Dean Reed tourte weiter und weiter durch ganz Südamerika. Er sah die Welt in neuem Licht. Für den rastlosen Cowboy in ihm schien es keine Grenzen zu geben. Jeder Tag war voll mit neuen Abenteuern und das ständige Unterwegs des Tourlebens war bei allen Strapazen um vieles aufregender als der Alltag im Hollywoodsumpf, der dem Jungen vom Lande nie wirklich gefallen hatte. Irgendwann kam Dean Reed dabei erstmals der Gedanke, dass er nicht nach Los Angeles zurück musste und er genausogut nach Südamerika umziehen könnte. Hier wollte man ihn sehen, ihn, den smarten Gringo mit dem großen Herzen, der so gut reiten und singen konnte. In Chile war er sogar so berühmt, dass er als ausländischer Unterhaltungskünstler einen Einfluss auf die öffentliche Meinung ausübte.

Präsident Superstar

Im November 1960 war John F. Kennedy zum Präsidenten der USA gewählt geworden und verhieß ein Ende der miefigen fünfziger Jahre. Kennedy hatte bereits 1957 den Pulitzerpreis erhalten, umgab sich mit Hollywood- und Mafia-Celebrities in gleichem Maße und war nicht nur optisch der völlige Gegensatz zu Nikita Chruschtschow, der im Vormonat seinen Forderungen in der UN-Vollversammlung Nachdruck verliehen hatte, indem er mit seinem Schuh auf das Rednerpult einhämmerte.
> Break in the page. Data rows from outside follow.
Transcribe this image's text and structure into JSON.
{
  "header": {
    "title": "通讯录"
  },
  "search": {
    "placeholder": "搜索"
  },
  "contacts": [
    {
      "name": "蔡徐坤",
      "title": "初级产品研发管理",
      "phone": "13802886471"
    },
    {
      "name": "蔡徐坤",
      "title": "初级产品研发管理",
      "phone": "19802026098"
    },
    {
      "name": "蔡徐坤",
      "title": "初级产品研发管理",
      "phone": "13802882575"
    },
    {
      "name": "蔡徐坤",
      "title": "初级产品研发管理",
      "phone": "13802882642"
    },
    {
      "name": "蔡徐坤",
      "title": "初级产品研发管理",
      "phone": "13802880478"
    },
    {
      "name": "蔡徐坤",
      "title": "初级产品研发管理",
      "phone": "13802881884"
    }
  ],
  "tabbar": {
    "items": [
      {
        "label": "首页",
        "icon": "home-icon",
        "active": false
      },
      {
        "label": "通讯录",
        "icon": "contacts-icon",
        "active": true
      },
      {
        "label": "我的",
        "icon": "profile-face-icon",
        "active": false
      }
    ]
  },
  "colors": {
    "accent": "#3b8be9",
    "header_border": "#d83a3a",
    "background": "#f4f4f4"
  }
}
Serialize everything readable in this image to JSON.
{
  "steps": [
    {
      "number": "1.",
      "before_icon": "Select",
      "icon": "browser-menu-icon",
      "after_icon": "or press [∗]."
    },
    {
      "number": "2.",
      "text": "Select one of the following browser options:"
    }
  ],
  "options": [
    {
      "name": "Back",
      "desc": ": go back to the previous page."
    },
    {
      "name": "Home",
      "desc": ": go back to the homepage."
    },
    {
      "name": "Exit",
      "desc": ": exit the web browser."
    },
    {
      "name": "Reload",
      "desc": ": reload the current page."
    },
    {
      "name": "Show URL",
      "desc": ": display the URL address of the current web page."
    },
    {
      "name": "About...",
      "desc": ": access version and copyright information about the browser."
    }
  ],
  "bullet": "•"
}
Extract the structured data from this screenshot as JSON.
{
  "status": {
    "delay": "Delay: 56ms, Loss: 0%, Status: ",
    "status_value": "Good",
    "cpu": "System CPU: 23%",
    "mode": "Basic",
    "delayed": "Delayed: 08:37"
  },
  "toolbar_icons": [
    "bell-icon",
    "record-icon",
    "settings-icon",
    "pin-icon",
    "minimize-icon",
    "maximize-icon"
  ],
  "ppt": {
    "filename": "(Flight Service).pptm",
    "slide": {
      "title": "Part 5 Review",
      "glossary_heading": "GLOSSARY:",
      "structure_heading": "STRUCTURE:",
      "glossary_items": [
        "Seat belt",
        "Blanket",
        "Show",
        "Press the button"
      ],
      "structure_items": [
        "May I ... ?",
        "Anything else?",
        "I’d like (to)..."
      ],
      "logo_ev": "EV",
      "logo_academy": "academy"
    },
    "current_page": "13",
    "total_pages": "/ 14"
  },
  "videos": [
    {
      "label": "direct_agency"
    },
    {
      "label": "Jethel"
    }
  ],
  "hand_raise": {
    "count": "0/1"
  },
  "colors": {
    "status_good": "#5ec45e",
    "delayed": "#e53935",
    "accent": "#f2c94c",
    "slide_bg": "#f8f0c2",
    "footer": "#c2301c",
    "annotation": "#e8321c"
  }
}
Richard Schickel schrieb in »Intimate Strangers: The Culture of Celebrity« (New York, 1985) mit Bezug auf das wahlentscheidende TV-Duell zwischen Richard Nixon und Kennedy: »Was wir hier haben, ist die Erkenntnis des Kandidaten und seiner Berater, daß traditionelle Verpflichtungen und Verbindungen innerhalb der Partei und unter den verschiedenen Interessengruppen im Zeitalter des Fernsehens für einen Wahlsieg und für eine Regierung im allgemeinen weniger wichtig waren als die Schaffung eines Bildes, das die Illusion von Männlichkeit und Dynamik vermittelte, ohne auf feste Sympathien verzichten zu müssen. Und genau das ist es doch, worin ein erfolgreicher männlicher Filmstar seine Aufgabe sieht.«

In den USA hatte man sich an die Unterhaltungsoffensive der Spektakel-Gesellschaft gewöhnt, bei jeder Gelegenheit wurde die Jugend des Präsidenten gepriesen, dem man sogar zutraute, daß er privat womöglich den Twist tanzte und »Negermusik« hörte. Während die konservativen Kräfte erörterten, ob der Twist überhaupt als Tanz gelten könne – immerhin wurde nicht paarweise agiert –, machte sich eine neue Lässigkeit breit, und der totale Jugendkult setzte ein. Jung zu sein war alles.

1961 gewann der Kalte Krieg eine neue Schärfe: der erste Mensch im Weltraum, ein 27jähriger Russe namens Juri Gargarin … die Invasion in der Schweinebucht auf Kuba … der Bau einer Mauer, die Deutschland in zwei Teile trennte … Die Nachkriegsgeneration warf ihre Fesseln ab. Das Fernsehen setzte sich durch. Erstmals erfuhr eine globale Generation die Gleichschaltung einer Bewußtseinsprägung durch die Medien. Rock ’n’ Roll wurde zur Revolte.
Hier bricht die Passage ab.